Ce n'est pas seulement la lourde empreinte environnementale du secteur qui nécessite une action urgente. Le changement climatique a un impact évident sur l'emploi, et les femmes et les hommes sont touchés différemment.
Une transition juste implique que les sociétés répondent efficacement aux besoins des travailleuses, qui peuvent être différents de ceux des hommes, et que de nouvelles opportunités d'emploi soient créées pour les travailleuses déplacées.
Comment promouvoir le travail décent dans l'habillement
Tous les travailleurs de l'habillement devraient avoir accès à un travail décent. Les politiques et les actions menées par les acteurs nationaux et mondiaux doivent se concentrer sur les besoins essentiels suivants:
- Un salaire égal pour un travail à valeur égale, appliqué et contrôlé de manière transparente dans tous les aspects des chaînes d'approvisionnement du secteur de l'habillement.

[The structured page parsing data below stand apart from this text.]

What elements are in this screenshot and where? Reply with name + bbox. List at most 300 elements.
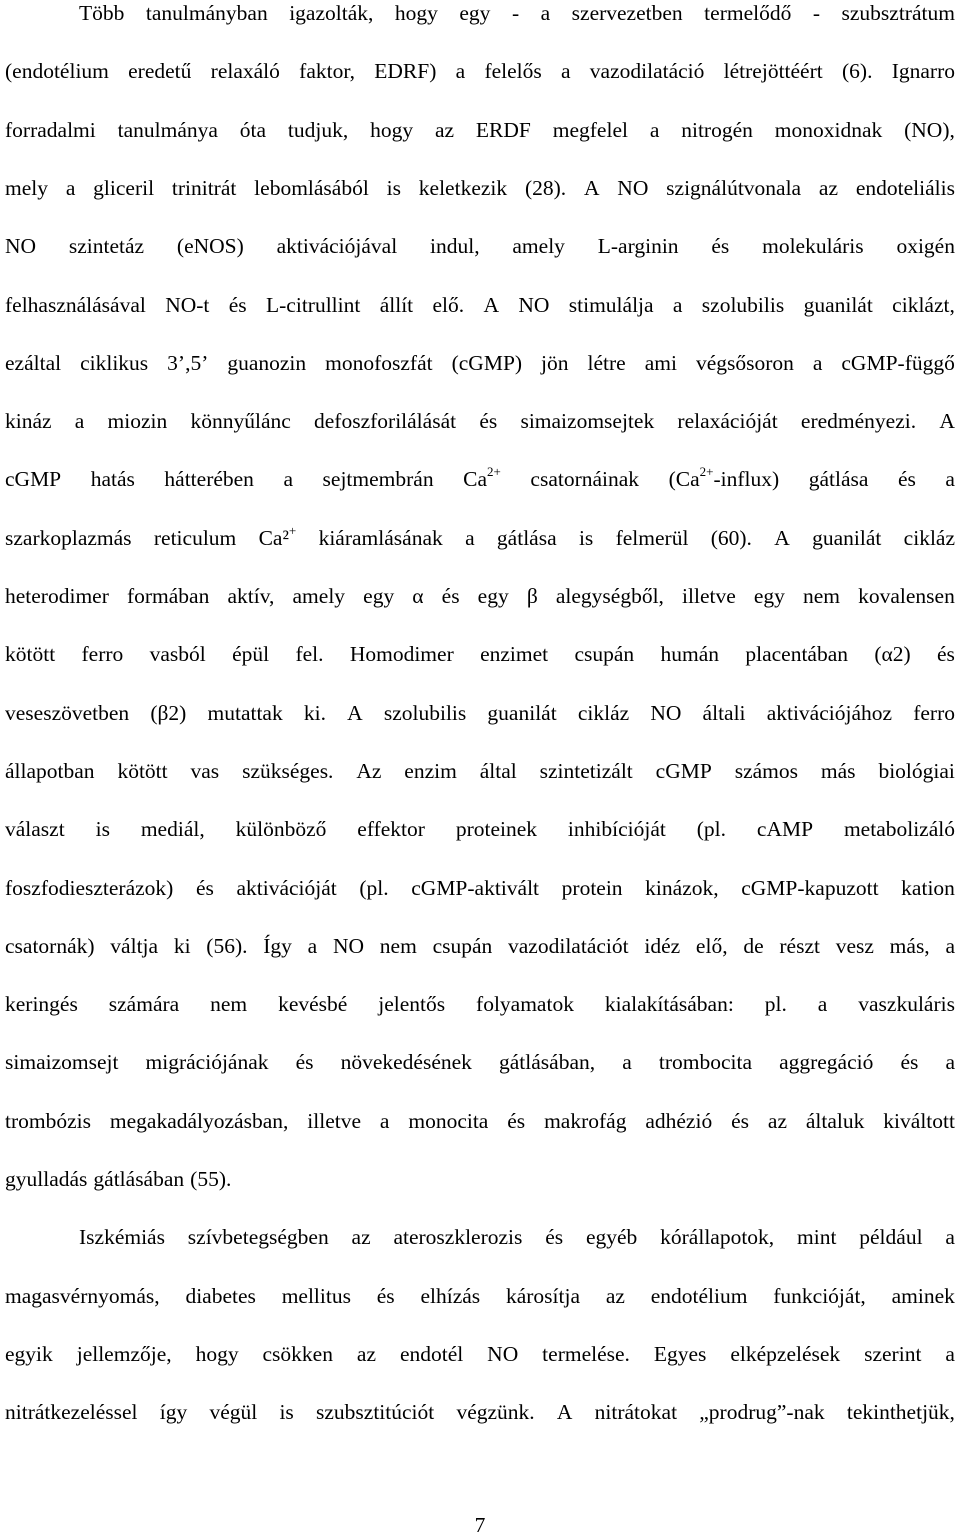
word: termelődő bbox=[704, 1, 792, 25]
word: szarkoplazmás bbox=[5, 525, 132, 550]
word: endotélium bbox=[650, 1283, 748, 1308]
word: és bbox=[711, 234, 730, 259]
word: gátlása bbox=[496, 525, 557, 550]
word: „prodrug”-nak bbox=[699, 1400, 825, 1425]
word: makrofág bbox=[544, 1108, 627, 1133]
word: Iszkémiás bbox=[79, 1225, 165, 1250]
word: trombocita bbox=[658, 1050, 752, 1075]
word: is bbox=[95, 817, 110, 842]
word: részt bbox=[779, 933, 820, 958]
word: enzimet bbox=[480, 642, 549, 667]
text-line bbox=[79, 1224, 955, 1250]
word: Több bbox=[79, 1, 125, 25]
word: egy bbox=[477, 584, 509, 608]
word: az bbox=[605, 1283, 625, 1308]
word: proteinek bbox=[455, 817, 538, 842]
word: kiáramlásának bbox=[318, 525, 443, 550]
word: Homodimer bbox=[349, 642, 454, 667]
word: A bbox=[556, 1400, 573, 1425]
word: nem bbox=[379, 933, 417, 958]
word: különböző bbox=[235, 817, 327, 842]
word: eredetű bbox=[128, 59, 192, 84]
word: nem bbox=[803, 584, 841, 608]
word: ki bbox=[173, 933, 191, 958]
word: ferro bbox=[81, 642, 124, 667]
word: és bbox=[545, 1225, 564, 1250]
word: ferro bbox=[913, 700, 955, 725]
word: guanilát bbox=[803, 292, 873, 317]
word: mellitus bbox=[281, 1283, 351, 1308]
word: forradalmi bbox=[5, 117, 96, 142]
word: indul, bbox=[430, 234, 480, 259]
page-number: 7 bbox=[474, 1513, 486, 1537]
word: végzünk. bbox=[456, 1400, 535, 1425]
text-line bbox=[5, 1399, 955, 1425]
word: egy bbox=[753, 584, 785, 608]
word: csökken bbox=[262, 1341, 333, 1366]
word: a bbox=[283, 467, 294, 492]
word: csupán bbox=[574, 642, 635, 667]
word: Egyes bbox=[653, 1341, 707, 1366]
word: a bbox=[622, 1050, 632, 1075]
word: vas bbox=[190, 758, 220, 783]
word: vasból bbox=[149, 642, 206, 667]
word: reticulum bbox=[153, 525, 237, 550]
word: endoteliális bbox=[855, 175, 955, 200]
word: a bbox=[672, 292, 683, 317]
word: oxigén bbox=[896, 234, 955, 259]
word: hátterében bbox=[164, 467, 254, 492]
word: az bbox=[818, 175, 839, 200]
word: szubsztrátum bbox=[841, 1, 955, 25]
word: jellemzője, bbox=[76, 1341, 172, 1366]
word: cGMP-aktivált bbox=[411, 875, 540, 900]
word: (β2) bbox=[150, 700, 187, 725]
word: migrációjának bbox=[145, 1050, 269, 1075]
text-line bbox=[5, 875, 955, 901]
text-line bbox=[5, 466, 955, 492]
text-line bbox=[5, 233, 955, 259]
word: Ignarro bbox=[891, 59, 955, 84]
word: és bbox=[479, 409, 498, 434]
word: magasvérnyomás, bbox=[5, 1283, 160, 1308]
word: mediál, bbox=[140, 817, 205, 842]
word: endotél bbox=[399, 1341, 464, 1366]
word: gliceril bbox=[93, 175, 155, 200]
word: az bbox=[767, 1108, 787, 1133]
word: metabolizáló bbox=[843, 817, 955, 842]
word: NO-t bbox=[165, 292, 210, 317]
word: (6). bbox=[842, 59, 873, 84]
text-line bbox=[5, 641, 955, 667]
word: felmerül bbox=[615, 525, 689, 550]
word: aktivációjához bbox=[766, 700, 893, 725]
text-line bbox=[5, 1049, 955, 1075]
text-line bbox=[5, 58, 955, 84]
word: mely bbox=[5, 175, 48, 200]
word: könnyűlánc bbox=[190, 409, 291, 434]
word: monoxidnak bbox=[774, 117, 883, 142]
word: a bbox=[540, 1, 551, 25]
word: hogy bbox=[394, 1, 438, 25]
word: az bbox=[356, 1341, 376, 1366]
word: (endotélium bbox=[5, 59, 109, 84]
word: kinázok, bbox=[645, 875, 719, 900]
word: vesz bbox=[835, 933, 874, 958]
word: (cGMP) bbox=[451, 350, 523, 375]
word: egy bbox=[459, 1, 491, 25]
word: és bbox=[195, 875, 214, 900]
word: ezáltal bbox=[5, 350, 62, 375]
word: A bbox=[347, 700, 363, 725]
word: tanulmányban bbox=[145, 1, 268, 25]
word: protein bbox=[561, 875, 623, 900]
word: és bbox=[295, 1050, 314, 1075]
text-line bbox=[5, 522, 955, 551]
text-line bbox=[5, 1166, 955, 1192]
word: effektor bbox=[357, 817, 425, 842]
word: vaszkuláris bbox=[858, 992, 955, 1017]
word: szervezetben bbox=[571, 1, 683, 25]
word: relaxációját bbox=[677, 409, 778, 434]
word: cGMP-függő bbox=[841, 350, 955, 375]
word: diabetes bbox=[185, 1283, 256, 1308]
word: aktivációját bbox=[236, 875, 337, 900]
word: és bbox=[937, 642, 955, 667]
word: cGMP bbox=[655, 758, 712, 783]
text-line bbox=[5, 1108, 955, 1134]
word: NO bbox=[518, 292, 550, 317]
word: számára bbox=[108, 992, 180, 1017]
word: relaxáló bbox=[210, 59, 280, 84]
word: csatornák) bbox=[5, 933, 95, 958]
word: EDRF) bbox=[374, 59, 437, 84]
text-line bbox=[5, 700, 955, 726]
word: mutattak bbox=[207, 700, 283, 725]
word: igazolták, bbox=[289, 1, 374, 25]
word: Az bbox=[356, 758, 382, 783]
word: a bbox=[817, 992, 828, 1017]
word: szolubilis bbox=[383, 700, 467, 725]
word: általi bbox=[702, 700, 746, 725]
word: a bbox=[561, 59, 571, 84]
text-line bbox=[5, 816, 955, 842]
word: illetve bbox=[682, 584, 736, 608]
word: Ca²+ bbox=[258, 522, 297, 550]
word: adhézió bbox=[645, 1108, 713, 1133]
word: (pl. bbox=[696, 817, 727, 842]
word: az bbox=[434, 117, 455, 142]
word: végsősoron bbox=[695, 350, 794, 375]
word: és bbox=[897, 467, 916, 492]
word: de bbox=[743, 933, 764, 958]
word: a bbox=[945, 1341, 955, 1366]
word: megakadályozásban, bbox=[109, 1108, 289, 1133]
word: és bbox=[376, 1283, 395, 1308]
word: Így bbox=[263, 933, 292, 958]
word: tanulmánya bbox=[117, 117, 218, 142]
text-line bbox=[5, 1341, 955, 1367]
word: NO bbox=[650, 700, 682, 725]
word: nitrátkezeléssel bbox=[5, 1400, 138, 1425]
word: kötött bbox=[5, 642, 56, 667]
word: simaizomsejt bbox=[5, 1050, 119, 1075]
word: NO bbox=[5, 234, 37, 259]
word: óta bbox=[239, 117, 267, 142]
word: miozin bbox=[107, 409, 168, 434]
word: aktív, bbox=[227, 584, 275, 608]
word: a bbox=[945, 1225, 955, 1250]
word: szerint bbox=[864, 1341, 922, 1366]
word: felhasználásával bbox=[5, 292, 146, 317]
word: felelős bbox=[484, 59, 542, 84]
text-line bbox=[5, 175, 955, 201]
word: 3’,5’ bbox=[167, 350, 209, 375]
word: jelentős bbox=[378, 992, 446, 1017]
word: jön bbox=[541, 350, 569, 375]
word: (55). bbox=[190, 1167, 232, 1191]
word: szubsztitúciót bbox=[316, 1400, 435, 1425]
word: - bbox=[511, 1, 520, 25]
word: tekinthetjük, bbox=[846, 1400, 955, 1425]
word: alegységből, bbox=[555, 584, 664, 608]
word: állapotban bbox=[5, 758, 95, 783]
word: (60). bbox=[710, 525, 752, 550]
word: szükséges. bbox=[242, 758, 334, 783]
word: károsítja bbox=[505, 1283, 581, 1308]
superscript: 2+ bbox=[487, 464, 501, 480]
word: elő, bbox=[695, 933, 728, 958]
word: formában bbox=[126, 584, 210, 608]
word: elő. bbox=[432, 292, 465, 317]
word: heterodimer bbox=[5, 584, 109, 608]
word: a bbox=[945, 933, 955, 958]
word: eredményezi. bbox=[800, 409, 917, 434]
word: ERDF bbox=[475, 117, 531, 142]
word: a bbox=[379, 1108, 390, 1133]
text-line bbox=[5, 1283, 955, 1309]
word: cAMP bbox=[756, 817, 814, 842]
word: a bbox=[945, 467, 955, 492]
word: például bbox=[859, 1225, 923, 1250]
word: létrejöttéért bbox=[723, 59, 823, 84]
word: csatornáinak bbox=[530, 467, 640, 492]
word: szintetizált bbox=[539, 758, 633, 783]
word: gátlásában bbox=[93, 1167, 185, 1191]
word: egyik bbox=[5, 1341, 53, 1366]
word: amely bbox=[512, 234, 565, 259]
word: is bbox=[386, 175, 401, 200]
word: keletkezik bbox=[418, 175, 508, 200]
text-line bbox=[5, 408, 955, 434]
word: A bbox=[483, 292, 500, 317]
word: tudjuk, bbox=[287, 117, 349, 142]
word: guanilát bbox=[812, 525, 882, 550]
word: trombózis bbox=[5, 1108, 91, 1133]
word: A bbox=[583, 175, 600, 200]
word: placentában bbox=[745, 642, 849, 667]
word: nitrogén bbox=[681, 117, 753, 142]
word: más bbox=[820, 758, 856, 783]
word: hogy bbox=[195, 1341, 239, 1366]
word: A bbox=[774, 525, 790, 550]
word: simaizomsejtek bbox=[520, 409, 655, 434]
word: α bbox=[412, 584, 424, 608]
word: (α2) bbox=[874, 642, 911, 667]
word: inhibícióját bbox=[567, 817, 666, 842]
word: a bbox=[812, 350, 823, 375]
word: cGMP bbox=[5, 467, 62, 492]
word: mint bbox=[797, 1225, 837, 1250]
word: ki. bbox=[303, 700, 326, 725]
word: enzim bbox=[404, 758, 457, 783]
word: (NO), bbox=[904, 117, 955, 142]
word: illetve bbox=[307, 1108, 362, 1133]
word: végül bbox=[209, 1400, 258, 1425]
word: kevésbé bbox=[278, 992, 348, 1017]
word: épül bbox=[232, 642, 270, 667]
text-line bbox=[79, 0, 955, 26]
word: (eNOS) bbox=[176, 234, 244, 259]
word: aggregáció bbox=[779, 1050, 874, 1075]
word: váltja bbox=[110, 933, 159, 958]
word: kovalensen bbox=[858, 584, 955, 608]
superscript: + bbox=[288, 522, 297, 538]
word: β bbox=[526, 584, 538, 608]
word: lebomlásából bbox=[254, 175, 369, 200]
word: számos bbox=[734, 758, 799, 783]
word: is bbox=[279, 1400, 294, 1425]
word: a bbox=[455, 59, 466, 84]
word: állít bbox=[379, 292, 414, 317]
word: cikláz bbox=[577, 700, 630, 725]
word: kináz bbox=[5, 409, 52, 434]
word: általuk bbox=[805, 1108, 865, 1133]
word: ami bbox=[644, 350, 677, 375]
word: molekuláris bbox=[762, 234, 864, 259]
word: a bbox=[465, 525, 475, 550]
word: guanozin bbox=[227, 350, 307, 375]
word: sejtmembrán bbox=[322, 467, 434, 492]
word: választ bbox=[5, 817, 65, 842]
word: A bbox=[939, 409, 955, 434]
word: és bbox=[731, 1108, 750, 1133]
word: nem bbox=[210, 992, 248, 1017]
word: nitrátokat bbox=[594, 1400, 678, 1425]
word: ciklikus bbox=[80, 350, 149, 375]
word: a bbox=[945, 1050, 955, 1075]
word: hogy bbox=[370, 117, 414, 142]
word: a bbox=[649, 117, 660, 142]
word: (56). bbox=[206, 933, 248, 958]
word: faktor, bbox=[299, 59, 356, 84]
word: foszfodieszterázok) bbox=[5, 875, 174, 900]
word: guanilát bbox=[487, 700, 557, 725]
word: a bbox=[307, 933, 318, 958]
word: humán bbox=[660, 642, 720, 667]
word: és bbox=[228, 292, 247, 317]
word: és bbox=[900, 1050, 919, 1075]
text-line bbox=[5, 991, 955, 1017]
word: és bbox=[507, 1108, 526, 1133]
word: más, bbox=[889, 933, 930, 958]
word: $(Ca^{2+}-influx)$ bbox=[668, 464, 780, 492]
word: monocita bbox=[408, 1108, 489, 1133]
text-line bbox=[5, 350, 955, 376]
word: pl. bbox=[764, 992, 787, 1017]
word: L-citrullint bbox=[266, 292, 361, 317]
word: defoszforilálását bbox=[314, 409, 457, 434]
word: létre bbox=[587, 350, 626, 375]
word: monofoszfát bbox=[325, 350, 433, 375]
word: funkcióját, bbox=[773, 1283, 866, 1308]
word: L-arginin bbox=[597, 234, 679, 259]
word: elhízás bbox=[420, 1283, 481, 1308]
word: szolubilis bbox=[701, 292, 785, 317]
word: keringés bbox=[5, 992, 78, 1017]
word: $Ca^{2+}$ bbox=[463, 464, 501, 492]
word: szívbetegségben bbox=[187, 1225, 329, 1250]
word: NO bbox=[617, 175, 649, 200]
word: egy bbox=[363, 584, 395, 608]
word: egyéb bbox=[585, 1225, 638, 1250]
word: hatás bbox=[90, 467, 135, 492]
word: az bbox=[351, 1225, 371, 1250]
word: trinitrát bbox=[171, 175, 237, 200]
text-line bbox=[5, 758, 955, 784]
word: biológiai bbox=[878, 758, 955, 783]
word: szignálútvonala bbox=[666, 175, 802, 200]
word: kiváltott bbox=[883, 1108, 955, 1133]
word: így bbox=[159, 1400, 188, 1425]
word: által bbox=[479, 758, 517, 783]
word: is bbox=[578, 525, 594, 550]
superscript: 2+ bbox=[699, 464, 714, 480]
word: kation bbox=[901, 875, 955, 900]
word: ateroszklerozis bbox=[393, 1225, 523, 1250]
word: csupán bbox=[432, 933, 493, 958]
word: elképzelések bbox=[730, 1341, 841, 1366]
word: cGMP-kapuzott bbox=[741, 875, 879, 900]
word: fel. bbox=[295, 642, 324, 667]
word: aktivációjával bbox=[276, 234, 398, 259]
word: vazodilatáció bbox=[589, 59, 705, 84]
text-line bbox=[5, 117, 955, 143]
word: kötött bbox=[117, 758, 168, 783]
word: kórállapotok, bbox=[660, 1225, 775, 1250]
word: ciklázt, bbox=[892, 292, 955, 317]
word: (28). bbox=[524, 175, 567, 200]
text-line bbox=[5, 933, 955, 959]
word: szintetáz bbox=[68, 234, 145, 259]
word: a bbox=[74, 409, 85, 434]
word: idéz bbox=[644, 933, 681, 958]
word: stimulálja bbox=[568, 292, 654, 317]
word: gyulladás bbox=[5, 1167, 88, 1191]
word: folyamatok bbox=[476, 992, 574, 1017]
word: aminek bbox=[891, 1283, 955, 1308]
word: termelése. bbox=[542, 1341, 630, 1366]
word: - bbox=[812, 1, 821, 25]
word: növekedésének bbox=[340, 1050, 472, 1075]
word: NO bbox=[332, 933, 365, 958]
word: vazodilatációt bbox=[508, 933, 629, 958]
word: cikláz bbox=[903, 525, 955, 550]
word: NO bbox=[487, 1341, 519, 1366]
word: megfelel bbox=[552, 117, 628, 142]
text-line bbox=[5, 583, 955, 609]
word: és bbox=[441, 584, 460, 608]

- L'égalité des genres en matière de leadership, de gestion et de prise de décision à tous les niveaux des chaînes d'approvisionnement, y compris au sein des organisations de travailleurs et d'employeurs. Des stratégies sectorielles sont nécessaires pour combler cette lacune, de même que des programmes de formation et de développement des compétences.
- Des lieux de travail sûrs et sains, exempts de discrimination, de violence et de harcèlement – y compris de violence et de harcèlement fondés sur le genre – et favorisant la santé et le bien-être des femmes, y compris les droits en matière de santé sexuelle et reproductive.
- Une réduction de la charge de travail non rémunéré des femmes grâce à des services de garde d'enfants abordables, accessibles et financés par l'État, des horaires de travail réduits et/ou flexibles, une protection de la maternité ainsi qu'un congé de paternité et parental conformes aux normes internationales du travail.